Brubeck is being honored this week for his work overseas, but he has helped open as many doors at home. In 1958, before leaving on the State Department trip, he was scheduled to make a tour of colleges in the South. He canceled 23 of 25 concerts when local officials refused to allow his bass player, Wright, the lone African American member of the quartet, to appear onstage with the rest of the group. Another time, Brubeck refused to play on a network television show when he realized Wright would not be shown on camera.
"I was aware in 1958 that we were being used in the Cold War propaganda battle," Brubeck has written in an unpublished autobiography, "and acutely aware of the irony that Eugene did not enjoy all the privileges that the rest of our group did in the U.S., particularly in the still segregated South."
Brubeck still recalls with an air of bemused rancor a tour he made in the Netherlands with Willie "The Lion" Smith, an early African American master of stride piano.
"Isn't it true," a Dutch journalist asked Smith, "that no white man can play jazz?"
With Brubeck at his side, Smith simply said to the reporter, "I'd like you to meet my son."A Summit Breakthrough
There's a picture from Brubeck's 1958 State Department tour of Desmond playing his saxophone in an Indian marketplace. He was trying to charm a cobra out of its basket.
On another occasion, when Brubeck found a piano that hadn't been warped by subtropical heat, he asked if he could use it at later concerts. A group of men picked up the 12-foot Boesendorfer and carried it through the streets on their shoulders.
Thirty years later, when the Cold War was quickly thawing, cultural diplomacy had become a little more refined.
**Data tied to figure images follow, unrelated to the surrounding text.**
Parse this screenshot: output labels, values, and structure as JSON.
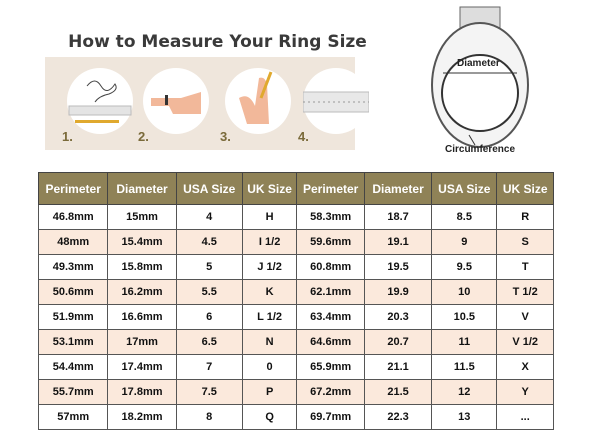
{
  "title": "How to Measure Your Ring Size",
  "steps": [
    "1.",
    "2.",
    "3.",
    "4."
  ],
  "ring_labels": {
    "diameter": "Diameter",
    "circumference": "Circumference"
  },
  "colors": {
    "header_bg": "#8f8257",
    "alt_row": "#fbe9dc",
    "panel": "#efe6dc"
  },
  "table": {
    "headers": [
      "Perimeter",
      "Diameter",
      "USA Size",
      "UK Size",
      "Perimeter",
      "Diameter",
      "USA Size",
      "UK Size"
    ],
    "rows": [
      [
        "46.8mm",
        "15mm",
        "4",
        "H",
        "58.3mm",
        "18.7",
        "8.5",
        "R"
      ],
      [
        "48mm",
        "15.4mm",
        "4.5",
        "I 1/2",
        "59.6mm",
        "19.1",
        "9",
        "S"
      ],
      [
        "49.3mm",
        "15.8mm",
        "5",
        "J 1/2",
        "60.8mm",
        "19.5",
        "9.5",
        "T"
      ],
      [
        "50.6mm",
        "16.2mm",
        "5.5",
        "K",
        "62.1mm",
        "19.9",
        "10",
        "T 1/2"
      ],
      [
        "51.9mm",
        "16.6mm",
        "6",
        "L 1/2",
        "63.4mm",
        "20.3",
        "10.5",
        "V"
      ],
      [
        "53.1mm",
        "17mm",
        "6.5",
        "N",
        "64.6mm",
        "20.7",
        "11",
        "V 1/2"
      ],
      [
        "54.4mm",
        "17.4mm",
        "7",
        "0",
        "65.9mm",
        "21.1",
        "11.5",
        "X"
      ],
      [
        "55.7mm",
        "17.8mm",
        "7.5",
        "P",
        "67.2mm",
        "21.5",
        "12",
        "Y"
      ],
      [
        "57mm",
        "18.2mm",
        "8",
        "Q",
        "69.7mm",
        "22.3",
        "13",
        "..."
      ]
    ]
  }
}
On May 31, 1988, President Ronald Reagan had invited Brubeck to join him at a gala dinner at Spaso House, the U.S. ambassador's residence in Moscow, during Reagan's summit meeting with Soviet leader Mikhail Gorbachev.
Three days of diplomatic talks had proved fruitless, and faces were grim during the dinner at the ambassador's house. Afterward, Brubeck and his group got up to play. A year before, they had performed to enthusiastic audiences in Moscow, Leningrad and Tallinn, Estonia, but on this night they were limited to only four songs. That was all they would need.
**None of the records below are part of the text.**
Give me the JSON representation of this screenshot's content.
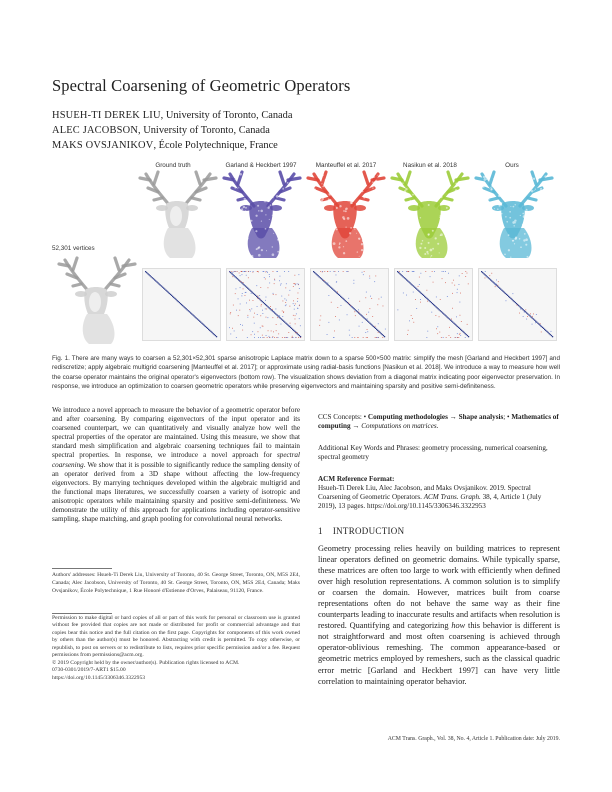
{
  "title": "Spectral Coarsening of Geometric Operators",
  "authors": [
    {
      "name": "HSUEH-TI DEREK LIU",
      "affiliation": ", University of Toronto, Canada"
    },
    {
      "name": "ALEC JACOBSON",
      "affiliation": ", University of Toronto, Canada"
    },
    {
      "name": "MAKS OVSJANIKOV",
      "affiliation": ", École Polytechnique, France"
    }
  ],
  "figure": {
    "columns": [
      "Ground truth",
      "Garland & Heckbert 1997",
      "Manteuffel et al. 2017",
      "Nasikun et al. 2018",
      "Ours"
    ],
    "vertices_label": "52,301 vertices",
    "colors": {
      "ground": "#cfcfcf",
      "garland": "#5a4ea8",
      "manteuffel": "#e0463a",
      "nasikun": "#9ccc3a",
      "ours": "#5ab8d6",
      "matrix_diag": "#2b3a8a",
      "matrix_noise_red": "#d04a3a",
      "matrix_noise_blue": "#4a6ad0"
    }
  },
  "caption": {
    "label": "Fig. 1.",
    "text": " There are many ways to coarsen a 52,301×52,301 sparse anisotropic Laplace matrix down to a sparse 500×500 matrix: simplify the mesh [Garland and Heckbert 1997] and rediscretize; apply algebraic multigrid coarsening [Manteuffel et al. 2017]; or approximate using radial-basis functions [Nasikun et al. 2018]. We introduce a way to measure how well the coarse operator maintains the original operator's eigenvectors (bottom row). The visualization shows deviation from a diagonal matrix indicating poor eigenvector preservation. In response, we introduce an optimization to coarsen geometric operators while preserving eigenvectors and maintaining sparsity and positive semi-definiteness."
  },
  "abstract": {
    "p1": "We introduce a novel approach to measure the behavior of a geometric operator before and after coarsening. By comparing eigenvectors of the input operator and its coarsened counterpart, we can quantitatively and visually analyze how well the spectral properties of the operator are maintained. Using this measure, we show that standard mesh simplification and algebraic coarsening techniques fail to maintain spectral properties. In response, we introduce a novel approach for ",
    "p1_em": "spectral coarsening",
    "p2": ". We show that it is possible to significantly reduce the sampling density of an operator derived from a 3D shape without affecting the low-frequency eigenvectors. By marrying techniques developed within the algebraic multigrid and the functional maps literatures, we successfully coarsen a variety of isotropic and anisotropic operators while maintaining sparsity and positive semi-definiteness. We demonstrate the utility of this approach for applications including operator-sensitive sampling, shape matching, and graph pooling for convolutional neural networks."
  },
  "addresses": "Authors' addresses: Hsueh-Ti Derek Liu, University of Toronto, 40 St. George Street, Toronto, ON, M5S 2E4, Canada; Alec Jacobson, University of Toronto, 40 St. George Street, Toronto, ON, M5S 2E4, Canada; Maks Ovsjanikov, École Polytechnique, 1 Rue Honoré d'Estienne d'Orves, Palaiseau, 91120, France.",
  "permission": "Permission to make digital or hard copies of all or part of this work for personal or classroom use is granted without fee provided that copies are not made or distributed for profit or commercial advantage and that copies bear this notice and the full citation on the first page. Copyrights for components of this work owned by others than the author(s) must be honored. Abstracting with credit is permitted. To copy otherwise, or republish, to post on servers or to redistribute to lists, requires prior specific permission and/or a fee. Request permissions from permissions@acm.org.",
  "copyright": [
    "© 2019 Copyright held by the owner/author(s). Publication rights licensed to ACM.",
    "0730-0301/2019/7-ART1 $15.00",
    "https://doi.org/10.1145/3306346.3322953"
  ],
  "ccs": {
    "prefix": "CCS Concepts: • ",
    "c1": "Computing methodologies",
    "arrow1": " → ",
    "c2": "Shape analysis",
    "sep": "; • ",
    "c3": "Mathematics of computing",
    "arrow2": " → ",
    "c4": "Computations on matrices",
    "end": "."
  },
  "keywords": "Additional Key Words and Phrases: geometry processing, numerical coarsening, spectral geometry",
  "reference": {
    "heading": "ACM Reference Format:",
    "text1": "Hsueh-Ti Derek Liu, Alec Jacobson, and Maks Ovsjanikov. 2019. Spectral Coarsening of Geometric Operators. ",
    "journal": "ACM Trans. Graph.",
    "text2": " 38, 4, Article 1 (July 2019), 13 pages. https://doi.org/10.1145/3306346.3322953"
  },
  "intro": {
    "num": "1",
    "heading": "INTRODUCTION",
    "t1": "Geometry processing relies heavily on building matrices to represent linear operators defined on geometric domains. While typically sparse, these matrices are often too large to work with efficiently when defined over high resolution representations. A common solution is to simplify or coarsen the domain. However, matrices built from coarse representations often do not behave the same way as their fine counterparts leading to inaccurate results and artifacts when resolution is restored. Quantifying and categorizing ",
    "em": "how",
    "t2": " this behavior is different is not straightforward and most often coarsening is achieved through operator-oblivious remeshing. The common appearance-based or geometric metrics employed by remeshers, such as the classical quadric error metric [Garland and Heckbert 1997] can have very little correlation to maintaining operator behavior."
  },
  "footer": "ACM Trans. Graph., Vol. 38, No. 4, Article 1. Publication date: July 2019."
}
"The Russian guests appeared to appreciate the entertainment," the Associated Press soberly reported, "and many tapped along with their feet as Brubeck's quintet played."
During the final number, "Take Five," people noticed that even Gorbachev was drumming his fingers in time with the music.
"I can't understand Russian," Brubeck said, "but I can understand body language."
After the concert, according to the New York Times, Reagan was "bantering" with Brubeck "as Mr. Gorbachev and members of the ruling Politburo looked on with broad grins."
The diplomatic stalemate was suddenly broken, and the Americans and Soviets reached a historic agreement to dismantle parts of their nuclear arsenals.
"The next day," recalls Brubeck's longtime manager and producer, Russell Gloyd, "[Secretary of State] George Shultz broke through the ranks, gave Dave a big hug and said, 'Dave, you made the summit. No one was talking after three days. You made the breakthrough.' "
It may be a bit of an exaggeration to say that a piano player helped end the Cold War, but Brubeck and his music certainly didn't hurt. Ever since that first jazz journey in 1958, he understood the power of music to cross the boundaries of language, culture, politics and race.
When he took his music to new lands, people instantly recognized what they were hearing. "Jazz," Brubeck says, "is the voice of freedom, more than anything else in the world."